Sohail Shah; Elisabeth Thronsen; Frederic De Geuser; Constantinos Hatzoglou; Calin D Marioara; Randi Holmestad; Bjørn Holmedal

doi:10.1093/micmic/ozad133

On the Use of a Cluster Identification Method and a Statistical Approach for Analyzing Atom Probe Tomography Data for GP Zones in Al-Zn-Mg(-Cu) Alloys

Microsc Microanal. 2024 Mar 7;30(1):1-13. doi: 10.1093/micmic/ozad133.

Authors

Sohail Shah¹, Elisabeth Thronsen^{2

3}, Frederic De Geuser⁴, Constantinos Hatzoglou¹, Calin D Marioara³, Randi Holmestad², Bjørn Holmedal¹

Affiliations

¹ Department of Materials Science and Engineering, Norwegian University of Science and Technology (NTNU), N-7491 Trondheim, Norway.
² Department of Physics, Norwegian University of Science and Technology (NTNU), N-7491 Trondheim, Norway.
³ SINTEF Industry, N-7465 Trondheim, Norway.
⁴ University Grenoble Alpes, CNRS, Grenoble INP, SIMaP, Grenoble F-38000, France.

PMID: 38156710
DOI: 10.1093/micmic/ozad133

Abstract

Early-stage clustering in two Al-Mg-Zn(-Cu) alloys has been investigated using atom probe tomography and transmission electron microscopy.

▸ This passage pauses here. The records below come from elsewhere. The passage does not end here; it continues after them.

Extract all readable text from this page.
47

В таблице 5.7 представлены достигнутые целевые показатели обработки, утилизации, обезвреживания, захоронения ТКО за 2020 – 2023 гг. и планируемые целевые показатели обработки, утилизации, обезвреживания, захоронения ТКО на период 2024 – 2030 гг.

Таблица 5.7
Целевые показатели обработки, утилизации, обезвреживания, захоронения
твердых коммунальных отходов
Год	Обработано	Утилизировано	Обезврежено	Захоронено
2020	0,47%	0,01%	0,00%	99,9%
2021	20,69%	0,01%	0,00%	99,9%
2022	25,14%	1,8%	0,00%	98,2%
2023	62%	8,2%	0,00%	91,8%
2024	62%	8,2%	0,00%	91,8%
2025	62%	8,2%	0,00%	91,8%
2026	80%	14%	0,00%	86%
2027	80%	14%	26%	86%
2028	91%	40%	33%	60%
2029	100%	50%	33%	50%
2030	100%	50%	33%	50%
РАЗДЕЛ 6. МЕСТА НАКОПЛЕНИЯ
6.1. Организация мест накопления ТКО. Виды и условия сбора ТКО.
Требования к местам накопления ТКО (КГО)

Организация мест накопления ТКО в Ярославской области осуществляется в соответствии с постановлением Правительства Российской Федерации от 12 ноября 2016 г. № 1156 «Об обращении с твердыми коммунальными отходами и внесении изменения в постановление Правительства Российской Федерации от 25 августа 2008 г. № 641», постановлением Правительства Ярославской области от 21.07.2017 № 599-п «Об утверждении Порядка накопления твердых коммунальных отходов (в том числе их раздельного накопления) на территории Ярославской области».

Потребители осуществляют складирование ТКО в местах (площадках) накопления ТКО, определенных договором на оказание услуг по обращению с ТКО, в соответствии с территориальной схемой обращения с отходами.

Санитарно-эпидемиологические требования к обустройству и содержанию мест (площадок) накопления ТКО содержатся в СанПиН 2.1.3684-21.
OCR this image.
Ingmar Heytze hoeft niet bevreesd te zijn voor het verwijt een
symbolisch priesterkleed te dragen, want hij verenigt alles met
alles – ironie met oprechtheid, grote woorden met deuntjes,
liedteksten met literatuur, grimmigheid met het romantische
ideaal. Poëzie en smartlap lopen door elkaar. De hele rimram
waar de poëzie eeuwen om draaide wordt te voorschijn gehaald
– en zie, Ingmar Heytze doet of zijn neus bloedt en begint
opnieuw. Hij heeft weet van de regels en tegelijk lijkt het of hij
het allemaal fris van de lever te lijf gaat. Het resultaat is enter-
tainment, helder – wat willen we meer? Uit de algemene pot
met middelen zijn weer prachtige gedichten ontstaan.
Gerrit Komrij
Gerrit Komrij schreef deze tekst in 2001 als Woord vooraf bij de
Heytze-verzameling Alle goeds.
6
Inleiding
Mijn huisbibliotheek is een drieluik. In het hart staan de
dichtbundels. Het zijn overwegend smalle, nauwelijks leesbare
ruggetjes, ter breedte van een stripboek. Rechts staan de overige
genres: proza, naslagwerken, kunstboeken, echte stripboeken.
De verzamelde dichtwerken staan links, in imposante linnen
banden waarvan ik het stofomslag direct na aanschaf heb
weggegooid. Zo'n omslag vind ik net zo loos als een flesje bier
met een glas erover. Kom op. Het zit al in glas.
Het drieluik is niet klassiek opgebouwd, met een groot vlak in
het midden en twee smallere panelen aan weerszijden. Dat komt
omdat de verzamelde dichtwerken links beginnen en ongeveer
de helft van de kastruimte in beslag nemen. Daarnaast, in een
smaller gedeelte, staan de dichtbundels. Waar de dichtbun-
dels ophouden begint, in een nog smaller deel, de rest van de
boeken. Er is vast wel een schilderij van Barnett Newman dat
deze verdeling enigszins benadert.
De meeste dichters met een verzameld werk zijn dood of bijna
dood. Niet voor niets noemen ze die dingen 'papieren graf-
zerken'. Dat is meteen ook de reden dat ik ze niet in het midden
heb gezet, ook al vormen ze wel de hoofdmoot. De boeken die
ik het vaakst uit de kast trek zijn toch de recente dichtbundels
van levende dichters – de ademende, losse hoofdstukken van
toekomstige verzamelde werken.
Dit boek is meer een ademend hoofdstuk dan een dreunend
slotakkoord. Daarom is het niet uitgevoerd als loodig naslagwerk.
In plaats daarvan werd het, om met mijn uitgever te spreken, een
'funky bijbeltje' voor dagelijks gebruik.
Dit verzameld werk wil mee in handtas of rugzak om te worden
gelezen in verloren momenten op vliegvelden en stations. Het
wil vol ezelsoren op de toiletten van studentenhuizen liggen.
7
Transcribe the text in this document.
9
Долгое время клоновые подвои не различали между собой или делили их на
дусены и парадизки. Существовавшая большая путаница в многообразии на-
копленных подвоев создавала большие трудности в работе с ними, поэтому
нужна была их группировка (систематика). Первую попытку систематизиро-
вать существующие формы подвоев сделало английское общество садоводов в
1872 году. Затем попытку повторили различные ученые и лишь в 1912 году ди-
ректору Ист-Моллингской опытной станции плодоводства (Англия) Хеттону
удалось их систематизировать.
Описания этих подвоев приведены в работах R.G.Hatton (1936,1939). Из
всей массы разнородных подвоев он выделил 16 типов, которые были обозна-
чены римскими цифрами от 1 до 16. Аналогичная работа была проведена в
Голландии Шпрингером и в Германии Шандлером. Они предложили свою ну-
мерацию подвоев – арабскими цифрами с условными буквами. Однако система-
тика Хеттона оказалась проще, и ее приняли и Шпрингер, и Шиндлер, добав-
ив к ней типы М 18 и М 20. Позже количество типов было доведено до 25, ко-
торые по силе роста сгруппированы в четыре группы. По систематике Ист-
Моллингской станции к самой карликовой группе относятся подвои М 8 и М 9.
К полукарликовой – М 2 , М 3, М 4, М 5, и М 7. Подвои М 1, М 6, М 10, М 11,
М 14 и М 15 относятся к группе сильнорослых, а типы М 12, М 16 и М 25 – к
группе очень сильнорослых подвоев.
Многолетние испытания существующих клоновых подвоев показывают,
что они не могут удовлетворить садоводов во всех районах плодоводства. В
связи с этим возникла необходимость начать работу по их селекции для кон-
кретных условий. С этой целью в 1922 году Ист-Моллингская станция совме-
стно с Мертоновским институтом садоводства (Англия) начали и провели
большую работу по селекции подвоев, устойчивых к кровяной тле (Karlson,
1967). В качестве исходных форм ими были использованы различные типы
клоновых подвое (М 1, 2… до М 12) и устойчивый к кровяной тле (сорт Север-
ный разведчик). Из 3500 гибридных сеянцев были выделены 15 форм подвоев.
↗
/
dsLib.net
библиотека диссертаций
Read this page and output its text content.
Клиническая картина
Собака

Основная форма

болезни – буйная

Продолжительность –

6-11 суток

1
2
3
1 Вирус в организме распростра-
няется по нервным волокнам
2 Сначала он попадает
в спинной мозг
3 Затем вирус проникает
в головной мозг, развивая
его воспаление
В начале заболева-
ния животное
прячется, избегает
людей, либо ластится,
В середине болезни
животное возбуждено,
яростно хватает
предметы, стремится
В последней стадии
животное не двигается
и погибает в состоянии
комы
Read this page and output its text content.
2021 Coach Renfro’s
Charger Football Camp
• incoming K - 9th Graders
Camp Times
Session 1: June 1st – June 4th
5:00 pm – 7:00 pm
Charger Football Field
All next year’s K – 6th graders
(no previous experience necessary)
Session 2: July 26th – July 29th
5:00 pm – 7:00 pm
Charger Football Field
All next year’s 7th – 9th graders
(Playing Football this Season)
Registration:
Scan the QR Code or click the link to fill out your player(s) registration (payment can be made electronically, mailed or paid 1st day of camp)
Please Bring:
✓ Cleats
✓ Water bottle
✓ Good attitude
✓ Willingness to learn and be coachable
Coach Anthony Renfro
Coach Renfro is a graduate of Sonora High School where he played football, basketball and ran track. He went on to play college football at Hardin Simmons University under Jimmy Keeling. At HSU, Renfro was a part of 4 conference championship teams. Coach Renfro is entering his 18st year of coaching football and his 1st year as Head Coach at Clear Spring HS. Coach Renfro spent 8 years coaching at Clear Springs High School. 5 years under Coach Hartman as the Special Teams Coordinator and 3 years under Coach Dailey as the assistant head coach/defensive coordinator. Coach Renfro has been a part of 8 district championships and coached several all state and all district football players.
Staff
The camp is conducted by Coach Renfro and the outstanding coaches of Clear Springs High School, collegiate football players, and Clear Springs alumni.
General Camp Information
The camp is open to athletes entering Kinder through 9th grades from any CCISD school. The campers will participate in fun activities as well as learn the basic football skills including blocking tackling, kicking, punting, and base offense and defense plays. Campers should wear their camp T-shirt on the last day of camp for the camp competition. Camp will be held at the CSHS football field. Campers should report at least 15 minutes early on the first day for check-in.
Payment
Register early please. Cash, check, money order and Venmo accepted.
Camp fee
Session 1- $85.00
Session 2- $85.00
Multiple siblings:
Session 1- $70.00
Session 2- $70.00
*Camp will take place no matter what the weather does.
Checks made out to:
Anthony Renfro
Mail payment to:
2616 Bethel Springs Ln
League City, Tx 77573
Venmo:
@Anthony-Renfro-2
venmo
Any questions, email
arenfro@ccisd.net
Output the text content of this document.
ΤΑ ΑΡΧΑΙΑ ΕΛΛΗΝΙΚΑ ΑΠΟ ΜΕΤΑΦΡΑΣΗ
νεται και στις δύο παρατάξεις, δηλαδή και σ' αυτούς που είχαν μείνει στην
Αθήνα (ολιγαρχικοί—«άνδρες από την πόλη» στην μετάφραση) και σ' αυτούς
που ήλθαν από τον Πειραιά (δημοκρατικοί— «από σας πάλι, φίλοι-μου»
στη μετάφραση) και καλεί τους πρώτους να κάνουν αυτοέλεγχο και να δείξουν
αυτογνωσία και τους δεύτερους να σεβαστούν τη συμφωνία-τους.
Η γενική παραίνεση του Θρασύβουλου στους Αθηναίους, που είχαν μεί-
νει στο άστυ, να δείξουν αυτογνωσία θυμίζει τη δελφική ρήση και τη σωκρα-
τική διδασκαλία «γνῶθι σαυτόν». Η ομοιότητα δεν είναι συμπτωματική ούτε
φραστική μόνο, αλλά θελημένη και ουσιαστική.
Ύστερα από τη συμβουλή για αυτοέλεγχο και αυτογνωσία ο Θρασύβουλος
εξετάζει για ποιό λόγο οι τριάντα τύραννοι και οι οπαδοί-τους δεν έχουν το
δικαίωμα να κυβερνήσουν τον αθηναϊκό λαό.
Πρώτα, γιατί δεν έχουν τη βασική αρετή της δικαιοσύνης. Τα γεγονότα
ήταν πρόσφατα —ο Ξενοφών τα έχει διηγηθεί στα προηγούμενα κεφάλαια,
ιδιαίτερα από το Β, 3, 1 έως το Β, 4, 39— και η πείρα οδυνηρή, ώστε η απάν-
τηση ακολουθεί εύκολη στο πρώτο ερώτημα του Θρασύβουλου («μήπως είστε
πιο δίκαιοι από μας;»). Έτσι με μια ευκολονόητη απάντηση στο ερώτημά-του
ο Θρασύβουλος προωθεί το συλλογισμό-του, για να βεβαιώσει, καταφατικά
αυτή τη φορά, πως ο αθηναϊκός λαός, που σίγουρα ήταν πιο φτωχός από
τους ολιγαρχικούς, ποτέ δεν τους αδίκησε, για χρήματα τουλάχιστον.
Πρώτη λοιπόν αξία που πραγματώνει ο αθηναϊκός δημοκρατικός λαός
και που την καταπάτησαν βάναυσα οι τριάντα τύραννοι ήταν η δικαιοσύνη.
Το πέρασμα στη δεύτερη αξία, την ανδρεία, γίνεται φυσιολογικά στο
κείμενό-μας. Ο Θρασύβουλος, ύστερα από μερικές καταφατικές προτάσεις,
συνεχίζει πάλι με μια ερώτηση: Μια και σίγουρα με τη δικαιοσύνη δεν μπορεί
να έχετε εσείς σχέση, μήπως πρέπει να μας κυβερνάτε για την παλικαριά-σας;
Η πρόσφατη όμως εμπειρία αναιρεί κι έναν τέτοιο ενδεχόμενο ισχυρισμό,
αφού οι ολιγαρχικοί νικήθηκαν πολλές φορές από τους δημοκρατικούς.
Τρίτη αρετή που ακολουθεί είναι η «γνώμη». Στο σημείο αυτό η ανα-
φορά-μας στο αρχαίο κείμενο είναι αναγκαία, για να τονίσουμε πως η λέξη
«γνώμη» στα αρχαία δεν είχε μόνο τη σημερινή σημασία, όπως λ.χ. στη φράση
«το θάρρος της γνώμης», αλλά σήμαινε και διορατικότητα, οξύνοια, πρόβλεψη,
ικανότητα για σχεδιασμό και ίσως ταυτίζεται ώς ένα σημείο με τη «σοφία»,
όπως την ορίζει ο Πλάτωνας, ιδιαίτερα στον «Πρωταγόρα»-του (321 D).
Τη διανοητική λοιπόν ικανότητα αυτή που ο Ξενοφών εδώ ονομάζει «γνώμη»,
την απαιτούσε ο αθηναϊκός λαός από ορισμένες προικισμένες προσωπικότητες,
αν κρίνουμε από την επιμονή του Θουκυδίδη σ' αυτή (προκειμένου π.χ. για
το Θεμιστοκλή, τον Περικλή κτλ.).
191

Cluster identification by the isoposition method and a statistical approach based on the pair correlation function have both been applied to estimate the cluster size, composition, and volume fraction from atom probe data sets. To assess the accuracy of the quantification of clusters of different mean sizes, synthesized virtual data sets were used, accounting for a simulated degraded spatial resolution. The quality of the predictions made by the two complementary methods is discussed, considering the experimental and simulated data sets.

Keywords: Guinier-Preston (GP) zones; aluminum alloys; atom probe tomography (APT); natural ageing (NA); pair correlation function (PCF); transmission electron microscopy (TEM).